Au terme de sa 62ᵉ assemblée plénière tenue du lundi 12 au jeudi 15 mai 2025, la Conférence épiscopale nationale du Congo (CENCO) a lancé un vibrant appel à l’adoption d’un « Pacte social pour la paix et le bien-vivre ensemble en RDC et dans la Région des Grands Lacs ».
Les évêques, conscients de la multiplication des crises sécuritaires, politiques, judiciaires et économiques, invitent tous les Congolais à adhérer à ce processus pour sauver notre chère Nation.
Des constats alarmants
Dans leur message final, les évêques dressent d’abord le constat d’une guerre et de conflits intercommunautaires qui menacent l’intégrité territoriale de la RDC et ensanglantent la région.

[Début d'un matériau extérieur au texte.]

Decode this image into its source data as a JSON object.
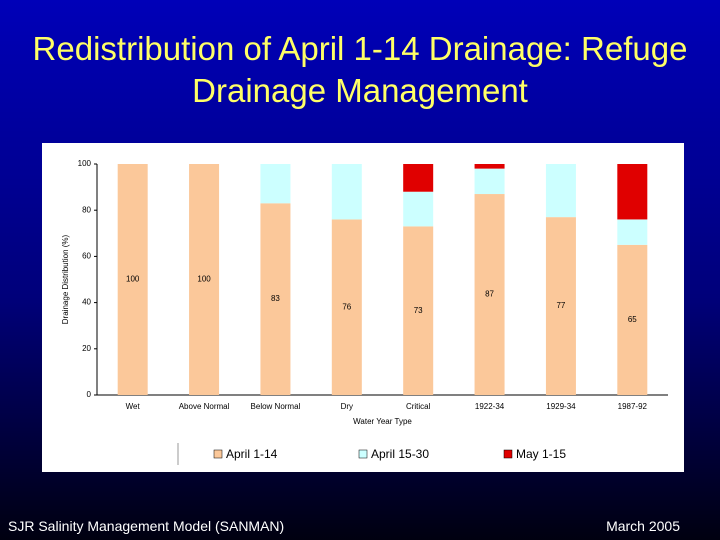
{
  "chart_data": {
    "type": "bar",
    "stacked": true,
    "title": "Redistribution of April 1-14 Drainage: Refuge Drainage Management",
    "xlabel": "Water Year Type",
    "ylabel": "Drainage Distribution (%)",
    "categories": [
      "Wet",
      "Above Normal",
      "Below Normal",
      "Dry",
      "Critical",
      "1922-34",
      "1929-34",
      "1987-92"
    ],
    "series": [
      {
        "name": "April 1-14",
        "color": "#fbc89a",
        "values": [
          100,
          100,
          83,
          76,
          73,
          87,
          77,
          65
        ]
      },
      {
        "name": "April 15-30",
        "color": "#ccffff",
        "values": [
          0,
          0,
          17,
          24,
          15,
          11,
          23,
          11
        ]
      },
      {
        "name": "May 1-15",
        "color": "#e00000",
        "values": [
          0,
          0,
          0,
          0,
          12,
          2,
          0,
          24
        ]
      }
    ],
    "data_labels_series": 0,
    "ylim": [
      0,
      100
    ],
    "yticks": [
      0,
      20,
      40,
      60,
      80,
      100
    ]
  },
  "footer": {
    "left": "SJR Salinity Management Model (SANMAN)",
    "right": "March 2005"
  }
}
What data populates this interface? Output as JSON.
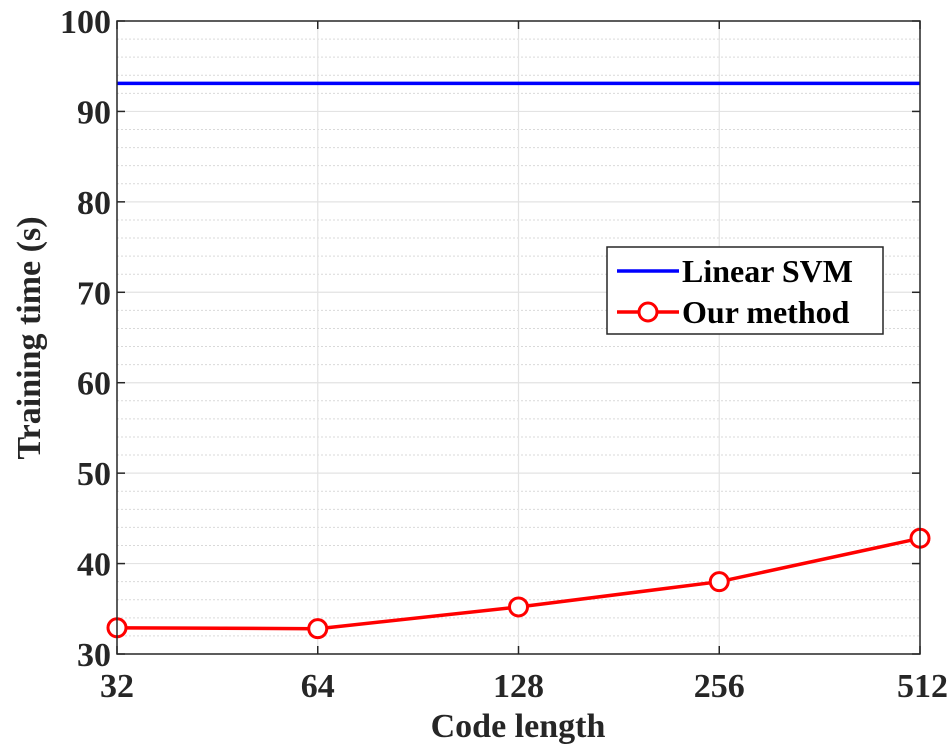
{
  "chart_data": {
    "type": "line",
    "xscale": "log2",
    "x": [
      32,
      64,
      128,
      256,
      512
    ],
    "xticks": [
      32,
      64,
      128,
      256,
      512
    ],
    "xtick_labels": [
      "32",
      "64",
      "128",
      "256",
      "512"
    ],
    "yticks": [
      30,
      40,
      50,
      60,
      70,
      80,
      90,
      100
    ],
    "ytick_labels": [
      "30",
      "40",
      "50",
      "60",
      "70",
      "80",
      "90",
      "100"
    ],
    "xlim": [
      32,
      512
    ],
    "ylim": [
      30,
      100
    ],
    "xlabel": "Code length",
    "ylabel": "Training time (s)",
    "title": "",
    "grid": true,
    "minor_grid_y": true,
    "legend": {
      "position": "center-right"
    },
    "series": [
      {
        "name": "Linear SVM",
        "color": "#0000ff",
        "marker": "none",
        "values": [
          93.1,
          93.1,
          93.1,
          93.1,
          93.1
        ]
      },
      {
        "name": "Our method",
        "color": "#ff0000",
        "marker": "circle",
        "values": [
          32.9,
          32.8,
          35.2,
          38.0,
          42.8
        ]
      }
    ]
  }
}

Ils dénoncent la perte de milliers de vies, les déplacements massifs et les violences sexuelles :
« Nous déplorons la perte des milliers de vies humaines, des cas de viols et des déplacements massifs des populations. Aussi, nous condamnons sévèrement leurs auteurs. »
Sur le plan politique, ils pointent une « grande crispation du climat » autour des consultations pour un gouvernement d’union nationale, jugées menées dans un environnement difficile.

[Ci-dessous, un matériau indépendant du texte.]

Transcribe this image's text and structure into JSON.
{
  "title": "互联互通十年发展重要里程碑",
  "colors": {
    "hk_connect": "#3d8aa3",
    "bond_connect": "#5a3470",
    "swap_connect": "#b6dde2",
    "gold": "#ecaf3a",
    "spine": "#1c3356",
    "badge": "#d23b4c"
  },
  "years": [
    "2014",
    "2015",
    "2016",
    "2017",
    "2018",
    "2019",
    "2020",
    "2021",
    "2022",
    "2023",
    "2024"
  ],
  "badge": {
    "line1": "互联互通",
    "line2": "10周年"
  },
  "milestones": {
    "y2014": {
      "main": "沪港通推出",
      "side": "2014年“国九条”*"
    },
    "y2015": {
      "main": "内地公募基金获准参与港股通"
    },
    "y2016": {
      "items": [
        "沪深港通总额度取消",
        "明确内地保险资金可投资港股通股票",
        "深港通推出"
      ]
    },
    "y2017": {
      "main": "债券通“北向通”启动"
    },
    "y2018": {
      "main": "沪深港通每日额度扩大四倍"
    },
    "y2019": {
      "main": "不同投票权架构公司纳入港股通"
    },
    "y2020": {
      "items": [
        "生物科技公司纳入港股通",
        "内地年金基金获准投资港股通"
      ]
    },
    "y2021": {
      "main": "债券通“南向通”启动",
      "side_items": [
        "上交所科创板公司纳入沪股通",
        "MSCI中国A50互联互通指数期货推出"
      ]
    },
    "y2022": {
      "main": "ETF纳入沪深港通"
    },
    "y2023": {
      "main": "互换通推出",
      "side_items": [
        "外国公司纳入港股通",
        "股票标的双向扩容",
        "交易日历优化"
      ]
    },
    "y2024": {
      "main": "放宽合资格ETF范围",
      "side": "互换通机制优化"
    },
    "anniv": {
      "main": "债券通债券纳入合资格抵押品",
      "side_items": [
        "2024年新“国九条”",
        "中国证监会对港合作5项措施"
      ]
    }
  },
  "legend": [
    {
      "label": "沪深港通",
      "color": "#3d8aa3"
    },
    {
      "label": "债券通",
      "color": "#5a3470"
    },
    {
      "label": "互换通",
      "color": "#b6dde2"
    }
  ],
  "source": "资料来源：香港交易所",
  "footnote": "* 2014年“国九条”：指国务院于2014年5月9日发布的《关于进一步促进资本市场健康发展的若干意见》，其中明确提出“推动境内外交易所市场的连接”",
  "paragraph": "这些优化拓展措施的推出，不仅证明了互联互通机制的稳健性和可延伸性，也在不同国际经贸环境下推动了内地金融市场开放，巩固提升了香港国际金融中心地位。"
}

Ils expriment aussi leur défiance envers les partenariats miniers, demandant que l’exploitation des richesses profite à tous les Congolais.
Justice, droits humains et spoliations
Les évêques interpellent ensuite la justice : malgré la tenue des États généraux et les recommandations du chef de l’État, le système judiciaire resterait manipulé par les plus forts.
Les contentieux électoraux n’auraient guère connu de suites, et les spoliations foncières, y compris celles touchant l’Église, se multiplieraient impunément.
Crise socio-économique et humanitaire
Face au coût des opérations militaires et à la fermeture des banques et aéroports dans l’Est, les évêques déplorent l’impact négatif sur l’économie du pays et la vie des Congolais.
Ils soulignent la précarité croissante des familles et le retour forcé de milliers de déplacés, souvent sans soutien.
Vers un Pacte social congolais
Soulignant la valeur irremplaçable d’une initiative purement locale, Mgr Donatien Nshole a rappelé :
« Ces causes profondes impliquent des questions internes que seuls les Congolais peuvent examiner. »
Les évêques, en partenariat avec l’Église du Christ au Congo (ECC), annoncent la mise en place prochaine d’un cadre de discussion nationale, incluant la société civile, les partis politiques, les autorités coutumières et religieuses.
Leur objectif est celui de parvenir à un consensus interne avant toute médiation internationale, afin d’éviter la réapparition de nouveaux groupes armés.
Un message d’espérance
Pour conclure, la CENCO invite les Congolais à ne pas fermer leur cœur, mais à écouter la voix du Seigneur, citant le Psaume 94 : 7–8.
Dans un contexte de jubilé de l’espérance, les évêques souhaitent que ce Pacte social soit le catalyseur d’une véritable réconciliation nationale, fondée sur la justice, la solidarité et la dignité de chaque citoyen.
En mobilisant leur autorité morale, la CENCO et l’ECC entendent inscrire le Pacte social comme la première pierre d’un renouveau où la paix ne sera plus seulement un vœu, mais une réalité partagée par tous.